Depuis 25 ans, grâce à l’action d’un nombre toujours croissant d’artistes, de professionnels de l’action culturelle, de parents et d’enseignants, les enfants sont de plus en plus régulièrement présents dans les théâtres en tant que spectateurs à part entière. Ils ont ainsi accès, dès le plus jeune âge, à l’un des espaces artistiques les plus favorables à la construction de leur propre identité culturelle.
Si pour quelque raison que ce soit ce processus n’était pas enfin reconnu par les pouvoirs publics, une procédure d’exclusion supplémentaire viendrait s’ajouter à toutes celles qui menacent les enfants et les jeunes de ce pays.

OBJECTIFS

Mieux définir et évaluer la place donnée à la formation du spectateur dès l’enfance dans une politique générale de développement théâtral
Mieux soutenir les actions permanentes favorisant l’accès du plus grand nombre d’enfants et de jeunes à une culture théâtrale personnelle de qualité
Contribuer à l’aménagement culturel du territoire par la mise en oeuvre d’une politique cohérente pour le jeune spectateur de théâtre

MESURES ADMINISTRATIVES

Les spectateurs de théâtre de moins de 15 ans doivent cesser d’être les passagers clandestins de la vie théâtrale française. Le secteur d’activité théâtrale en direction des publics d’enfants ne peut continuer d’être pénalisé par un constant défaut d’évaluation et d’expertise.

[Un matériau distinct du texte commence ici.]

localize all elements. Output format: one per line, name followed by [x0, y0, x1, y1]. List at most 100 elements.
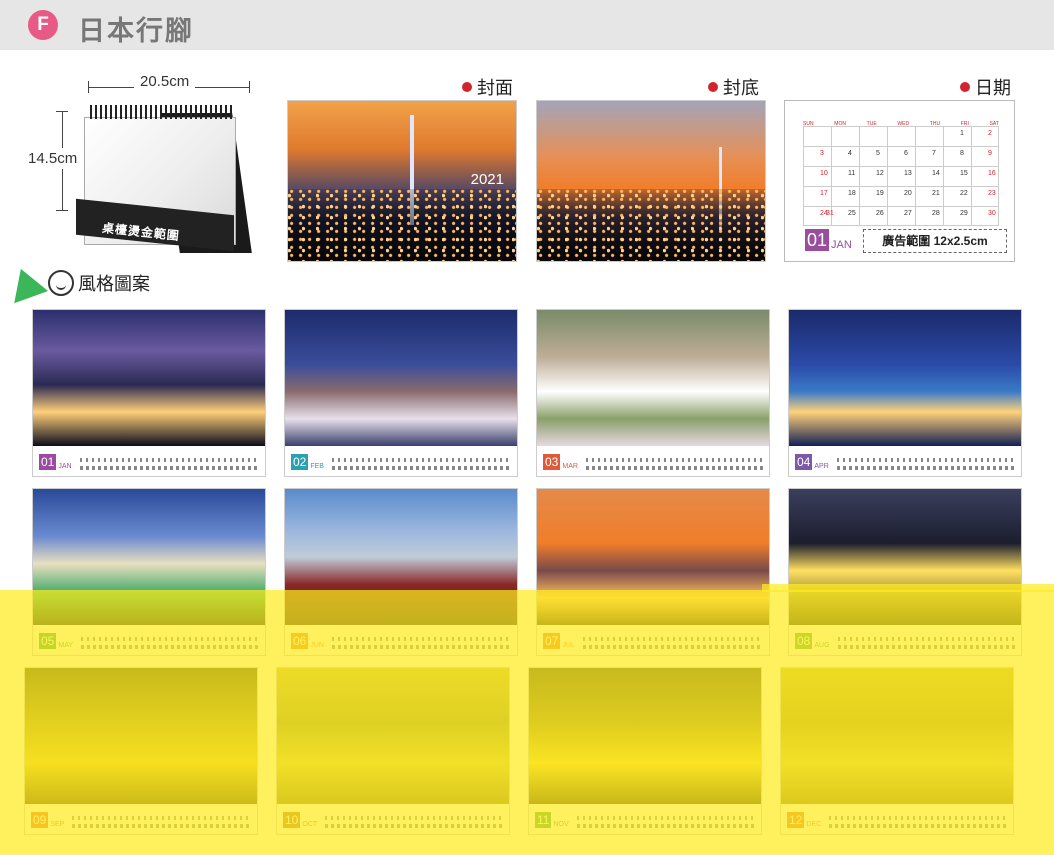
month-number: 12 — [787, 812, 805, 828]
date-heading: 日期 — [960, 74, 1011, 100]
month-number: 02 — [291, 454, 309, 470]
style-heading: 風格圖案 — [3, 262, 150, 304]
day-row — [79, 458, 259, 470]
series-badge: F — [28, 10, 58, 40]
month-card: 04 APR — [788, 309, 1022, 477]
desk-calendar-illustration: 20.5cm 桌檯燙金範圍 14.5cm — [20, 73, 260, 260]
month-name: MAR — [562, 463, 578, 470]
month-strip: 04 APR — [795, 452, 1015, 470]
date-number: 4 — [848, 150, 852, 157]
month-name: JUL — [562, 642, 575, 649]
day-row — [829, 816, 1007, 828]
month-strip: 01 JAN — [39, 452, 259, 470]
month-number: 05 — [39, 633, 57, 649]
day-row — [585, 458, 763, 470]
month-name: AUG — [814, 642, 830, 649]
month-strip: 11 NOV — [535, 810, 755, 828]
month-number: 03 — [543, 454, 561, 470]
month-photo — [781, 668, 1013, 804]
month-number: 07 — [543, 633, 561, 649]
month-photo — [789, 310, 1021, 446]
month-photo — [529, 668, 761, 804]
month-strip: 03 MAR — [543, 452, 763, 470]
month-name: JUN — [310, 642, 324, 649]
date-number: 7 — [932, 150, 936, 157]
date-number: 28 — [932, 210, 940, 217]
date-number: 19 — [876, 190, 884, 197]
month-name: SEP — [50, 821, 65, 828]
date-number: 30 — [988, 210, 996, 217]
date-number: 12 — [876, 170, 884, 177]
month-number: 11 — [535, 812, 552, 828]
date-number: 2 — [988, 130, 992, 137]
day-row — [72, 816, 251, 828]
day-row — [576, 816, 755, 828]
date-number: 15 — [960, 170, 968, 177]
date-number: 8 — [960, 150, 964, 157]
day-row — [331, 458, 511, 470]
day-row — [325, 816, 503, 828]
month-number: 09 — [31, 812, 49, 828]
date-number: 5 — [876, 150, 880, 157]
month-name: MAY — [58, 642, 74, 649]
month-card: 10 OCT — [276, 667, 510, 835]
cover-heading: 封面 — [462, 74, 513, 100]
month-strip: 12 DEC — [787, 810, 1007, 828]
date-number: 13 — [904, 170, 912, 177]
month-card: 01 JAN — [32, 309, 266, 477]
red-dot-icon — [708, 82, 718, 92]
month-photo — [537, 489, 769, 625]
month-strip: 05 MAY — [39, 631, 259, 649]
month-card: 09 SEP — [24, 667, 258, 835]
date-number: 18 — [848, 190, 856, 197]
back-cover-heading: 封底 — [708, 74, 759, 100]
month-name: OCT — [302, 821, 318, 828]
width-label: 20.5cm — [134, 73, 196, 90]
month-name: DEC — [806, 821, 822, 828]
date-page-month: 01 JAN — [805, 229, 852, 251]
day-row — [836, 458, 1015, 470]
month-strip: 06 JUN — [291, 631, 511, 649]
date-number: 17 — [820, 190, 828, 197]
day-row — [331, 637, 511, 649]
month-number: 06 — [291, 633, 309, 649]
date-number: 27 — [904, 210, 912, 217]
month-photo — [285, 489, 517, 625]
date-number: 1 — [960, 130, 964, 137]
date-number: 11 — [848, 170, 856, 177]
date-number: 31 — [826, 210, 834, 217]
title-bar: F 日本行腳 — [0, 0, 1054, 50]
red-dot-icon — [960, 82, 970, 92]
date-number: 29 — [960, 210, 968, 217]
date-number: 26 — [876, 210, 884, 217]
month-name: FEB — [310, 463, 324, 470]
month-card: 12 DEC — [780, 667, 1014, 835]
date-number: 22 — [960, 190, 968, 197]
month-strip: 09 SEP — [31, 810, 251, 828]
page: F 日本行腳 20.5cm 桌檯燙金範圍 14.5cm 封面 封底 日期 2 02… — [0, 0, 1054, 855]
month-name: JAN — [58, 463, 72, 470]
date-number: 23 — [988, 190, 996, 197]
day-row — [837, 637, 1015, 649]
month-card: 02 FEB — [284, 309, 518, 477]
month-strip: 07 JUL — [543, 631, 763, 649]
month-photo — [277, 668, 509, 804]
month-number: 10 — [283, 812, 301, 828]
date-number: 14 — [932, 170, 940, 177]
width-dimension: 20.5cm — [88, 73, 250, 93]
month-number: 08 — [795, 633, 813, 649]
month-card: 03 MAR — [536, 309, 770, 477]
month-number: 01 — [39, 454, 57, 470]
date-number: 16 — [988, 170, 996, 177]
spiral-binding — [90, 105, 234, 119]
date-number: 25 — [848, 210, 856, 217]
height-label: 14.5cm — [28, 148, 78, 169]
date-number: 10 — [820, 170, 828, 177]
day-row — [582, 637, 763, 649]
date-number: 21 — [932, 190, 940, 197]
date-number: 3 — [820, 150, 824, 157]
month-strip: 02 FEB — [291, 452, 511, 470]
month-card: 06 JUN — [284, 488, 518, 656]
month-strip: 10 OCT — [283, 810, 503, 828]
red-dot-icon — [462, 82, 472, 92]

Des évaluations régulières intéressant les actions de création et de diffusion à l’intention des spectateurs de moins de 15 ans devraient concerner chaque année les organismes (compagnies, théâtres, scènes nationales, etc... ) subventionnés par le Ministère de la Culture.
nature, importance et évolution des publics
nature, importance des financements affectés à l’action théâtrale en direction des publics d’enfants par l’Etat et par les collectivités locales et territoriales

Cet effort d’identification et de suivi par les services de l’Etat exige :

soit la création de services spécialisés « Théâtre et jeunes publics » tant au niveau de l’administration centrale (Direction du Théâtre et des Spectacles) qu’à celui des DRAC (Directions Régionales des Affaires Culturelles)
soit l’obligation de reconnaissance et de traitement par les services existants de tout ce qui concerne l’activité théâtrale en direction des publics d’enfants dans les théâtres et établissements culturels subventionnés par l’Etat

En tout état de cause la sensibilisation et l’information des experts membres des comités régionaux apparaissent relever aujourd’hui d’une nécessité absolue.

MESURES BUDGETAIRES

I - Réorientation et réajustement des financements d’Etat :

il est indispensable que soient réduites les disparités de financement criantes qui pénalisent actuellement les Centres Dramatiques Nationaux (CDNEJ) et les compagnies s’adressant prioritairement aux jeunes spectateurs.
il est aussi souhaitable d’établir, en particulier dans les théâtres et dans les établissements subventionnés par le Ministère de la Culture, la parité de financement du fauteuil adulte et du fauteuil enfant.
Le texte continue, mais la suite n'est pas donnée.